Entretanto a Carta Magna de 1988 proporcionou a possibilidade de mudanças. Uma delas foi à aplicação do princípio da descentralização dos serviços sociais para os Estados-membros e Municípios. Infelizmente, no plano de gestão pública, a Constituição de 1988 trouxe certo retrocesso, ao criar privilégios inaceitáveis para a burocracia pública (BRESSER-PEREIRA, 2004).
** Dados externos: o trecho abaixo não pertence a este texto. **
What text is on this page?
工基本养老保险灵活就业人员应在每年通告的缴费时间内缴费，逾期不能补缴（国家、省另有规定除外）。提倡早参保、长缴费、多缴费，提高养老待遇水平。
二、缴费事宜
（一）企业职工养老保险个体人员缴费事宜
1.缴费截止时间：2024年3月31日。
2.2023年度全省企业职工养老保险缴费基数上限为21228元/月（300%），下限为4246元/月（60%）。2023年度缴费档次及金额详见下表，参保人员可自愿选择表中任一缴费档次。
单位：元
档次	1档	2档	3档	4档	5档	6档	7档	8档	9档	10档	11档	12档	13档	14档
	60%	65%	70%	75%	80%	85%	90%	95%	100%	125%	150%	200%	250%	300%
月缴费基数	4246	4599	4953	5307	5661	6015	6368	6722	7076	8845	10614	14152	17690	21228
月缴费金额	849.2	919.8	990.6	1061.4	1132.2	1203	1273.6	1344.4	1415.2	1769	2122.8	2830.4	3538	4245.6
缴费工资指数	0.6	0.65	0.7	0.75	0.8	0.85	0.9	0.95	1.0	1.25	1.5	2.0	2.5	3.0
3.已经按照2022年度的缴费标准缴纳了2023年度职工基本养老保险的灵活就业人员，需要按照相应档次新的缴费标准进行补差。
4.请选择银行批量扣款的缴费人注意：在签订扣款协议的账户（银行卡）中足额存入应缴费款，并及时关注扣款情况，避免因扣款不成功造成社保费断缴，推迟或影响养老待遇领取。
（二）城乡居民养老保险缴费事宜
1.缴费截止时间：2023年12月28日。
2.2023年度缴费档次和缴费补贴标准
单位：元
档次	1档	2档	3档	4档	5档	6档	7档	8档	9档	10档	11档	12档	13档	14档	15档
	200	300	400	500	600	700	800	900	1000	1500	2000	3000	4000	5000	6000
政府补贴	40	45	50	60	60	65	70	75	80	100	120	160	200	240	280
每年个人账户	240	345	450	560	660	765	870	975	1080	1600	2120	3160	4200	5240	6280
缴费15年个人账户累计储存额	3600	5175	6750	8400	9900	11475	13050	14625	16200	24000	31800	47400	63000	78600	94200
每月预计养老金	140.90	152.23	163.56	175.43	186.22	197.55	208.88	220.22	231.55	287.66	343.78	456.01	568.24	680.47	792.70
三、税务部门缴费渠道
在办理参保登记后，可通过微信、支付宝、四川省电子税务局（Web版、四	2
A sorte é que a grande mudança administrativa e organizacional do Estado brasileiro começaria com o reforma da gestão pública de 1995-1998. Com ela o Brasil acompanha, com uma pequena defasagem, a segunda grande reforma do Estado moderno. A primeira foi à reforma burocrática, que ocorreu nos países europeus desenvolvidos no final do século XIX, nos EUA no início do século XX, e no Brasil a partir de 1936-38. É a reforma que substitui a burocracia patrimonialista por uma burocracia e um estilo de administração weberianos (BRESSER-PEREIRA, 2004).

A partir dos anos oitenta, começa na Inglaterra, e depois se espalha para a maioria dos países desenvolvidos, a reforma da gestão pública, que o Brasil adotará já nos anos noventa (BRESSER-PEREIRA, 2004).

O objetivo fundamental dessa reforma da gestão pública é a de tornar o Estado mais eficiente. Tal reforma de 1995-98, estabeleceu dois princípios para a organização do Estado brasileiro e um novo princípio para a sua administração. O primeiro princípio organizacional é o terceirizar, ou “publicizar”, as atividades exclusivas de Estado: terceirizar para as empresas privadas os serviços auxiliares do Estado, como obras públicas, limpeza, serviços de alimentação, digitação, etc; e publicizar os serviços sociais, contratando organizações públicas não-estatais para realizá-los por contratos de gestão. O segundo princípio organizacional é de no caso de atividades exclusivas do Estado, tornar as agências executivas e reguladoras mais descentralizadas, garantindo aos gestores maior autonomia com mais responsabilização – accountability (BRESSER-PEREIRA, 2004).

O novo princípio de gestão é o de substituir parcialmente os controles burocráticos clássicos (supervisão, regulamentação detalhada e auditoria), pelos controles ou sistemas de responsabilização gerenciais: o controle por resultado e o controle social por organizações da sociedade civil e pela mídia (BRESSER- PEREIRA, 2004).